The renal adenocarcinoma is the most common type of tumour in the kidney. Its primary treatment is surgery. A large percentage of them are diagnosed incidentally, allowing in many cases a conservative treatment of the renal unit through partial surgery. In recent years, new technologies have been incorporated in their treatment, with lower morbidity, shorter hospital stays and the same oncological security. The procedures and techniques that we offer in our Centre for Urology in Madrid are the following:
- Advanced imaging techniques for diagnosis (helical CT with “3D” volumetric reconstruction Uro-NMR, digital angiography, etc.)

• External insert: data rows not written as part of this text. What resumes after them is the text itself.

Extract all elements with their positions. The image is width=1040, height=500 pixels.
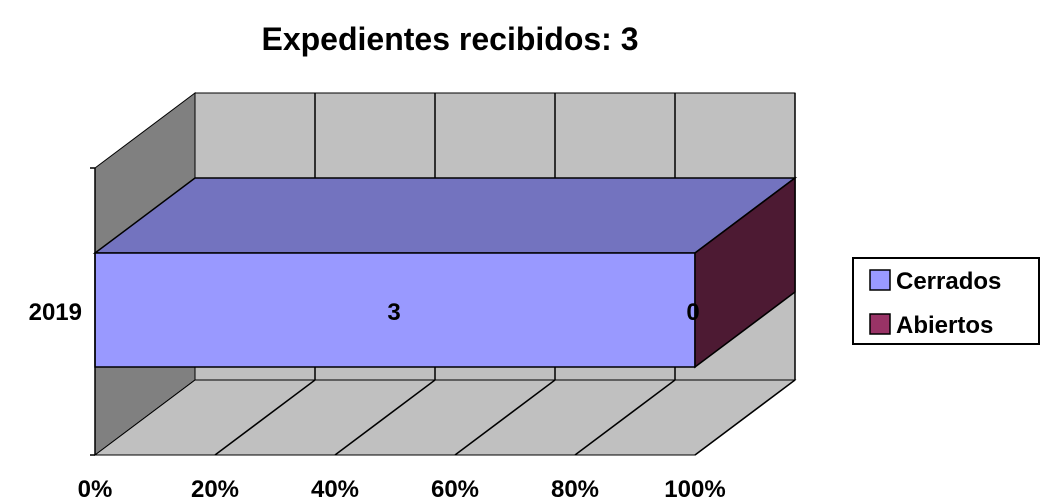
gridline-floor-1 (214, 379, 316, 456)
chart-title: Expedientes recibidos: 3 (261, 21, 638, 57)
legend-label-abiertos: Abiertos (896, 312, 993, 339)
gridline-floor-5 (694, 379, 796, 456)
legend-label-cerrados: Cerrados (896, 268, 1001, 295)
x-tick-label-2: 40% (311, 476, 359, 500)
x-tick-label-0: 0% (78, 476, 113, 500)
legend: Cerrados Abiertos (852, 257, 1040, 345)
gridline-floor-4 (574, 379, 676, 456)
x-axis-ticks: 0% 20% 40% 60% 80% 100% (78, 167, 726, 500)
bar-cerrados (94, 252, 696, 368)
data-label-cerrados: 3 (387, 299, 400, 326)
gridline-floor-3 (454, 379, 556, 456)
bar-group (92, 176, 798, 369)
x-tick-label-4: 80% (551, 476, 599, 500)
bar-end-face (694, 176, 796, 369)
category-label-2019: 2019 (29, 299, 82, 326)
x-tick-label-3: 60% (431, 476, 479, 500)
legend-swatch-abiertos (869, 313, 891, 335)
x-tick-label-1: 20% (191, 476, 239, 500)
floor (93, 379, 797, 456)
gridline-floor-2 (334, 379, 436, 456)
bar-top-cerrados (92, 177, 798, 254)
data-label-abiertos: 0 (686, 299, 699, 326)
legend-swatch-cerrados (869, 269, 891, 291)
x-tick-label-5: 100% (664, 476, 725, 500)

- Conventional surgical techniques and minimally invasive techniques:
- Robotic and open radical and partial nephrectomy
- Kidney tumour with venous thrombus: radical nephrectomy with thrombectomy
- Percutaneous and laparoscopic ablation
What is a renal tumour?
A renal tumour (also known as kidney tumour) is an abnormal growth within the kidney. The terms “mass”, “lesion” and “tumour” are often used as synonyms. Tumours can be benign or malignant (cancer). The most common renal lesion is the presence of a fluid-filled area called a cyst. Simple cysts are benign and have a typical appearance on imaging studies. They do not evolve into a cancer and usually do not require follow-up nor treatment. Solid tumours of the kidney solids can be benign but over 80 percent of cases are malignant.
What statistical data do we have concerning kidney cancer?
What risk factors are associated with kidney cancer?
The following can increase the risk of kidney cancer:
- Family history of kidney cancer
- Polycystic kidney disease
- Chronic renal failure, dialysis, or both
- Von Hippel-Lindau Disease
- Tuberous sclerosis.
- Exposure to asbestos, blast furnaces and ovens used in the iron and steel industry
What are the symptoms of kidney cancer?
Many kidney tumours do not cause symptoms, but are detected accidentally during the assessment by some other unrelated problem. The compression or invasion of neighbouring structures can cause pain (in the sides, abdomen or back), the presence of a palpable mass and blood in the urine (microscopic or visible to the naked eye). If the cancer has metastasised (spread) beyond the kidney, the symptoms will depend on the affected organ. In some cases, the cancer cause clinical or laboratory alterations called paraneoplastic syndrome. This syndrome is observed in approximately 30% of patients with kidney cancer and can occur at any stage, even those limited to early kidney disease.
How is kidney cancer diagnosed?
Unfortunately, there is no blood or urine analysis can directly detect the presence of a renal tumour. An imaging study is made when the presence of a renal tumour is. The first study is usually an ultrasound or computed tomography (CT).
What are the treatment options for tumours that appear to be confined in the kidney?
When the tumour appears to be confined in the kidney (“localised” tumour), there are three main options of treatment: tumour resection, tumour ablation and tumour surveillance. Chemotherapy, hormone therapy and radiation therapy are not effective treatments for kidney cancer.
Resection of the tumour
Resection of the tumour is considered to be the standard mode of treatment for most patients and is achieved by surgery i.e. nephrectomy.
A radical nephrectomy is the surgical resection of everything contained within Gerota’s fascia, including the entire kidney. Partial nephrectomy is the surgical resection of part of the kidney (in this case, the part that contains the tumour).
The aim of partial nephrectomy is resection of the entire tumour while preserving as much as possible of normal kidney tissue. The kidney tissue that is preserved can avoid the need for dialysis in case of greater kidney damage later. It is possible to perform a nephrectomy using a traditional incision (open surgery) or with minimally invasive techniques (laparoscopic surgery).
When it is not possible to perform tumour resection in secure way using partial nephrectomy, radical nephrectomy is performed. If you choose to undergo a partial nephrectomy, the risk remains that you will need to perform radical nephrectomy.
Tumour ablation destroys the tumour without removing it surgically. Examples of different technologies that can be applied for the ablation include cryotherapy, interstitial radiofrequency ablation by localised, high-intensity focused ultrasound (HIFU), microwave thermotherapy and laser coagulation. Ablation can be performed by laparoscopic or percutaneous (through the skin) surgery.
As the ablation of a kidney tumour is a relatively new procedure, the long-term results are still unknown. However, ablation may be less invasive than nephrectomy and may be useful in patients who cannot tolerate more extensive surgeries.
This is not a standard treatment option, but it can be considered for patients who cannot tolerate the resection or ablation of the tumour. It can also be considered as an adjunct treatment to standard forms of treatment, especially when the tumour presents active bleeding.
Embolisation can stop the bleeding and allow the doctor to stabilise the patient before surgery.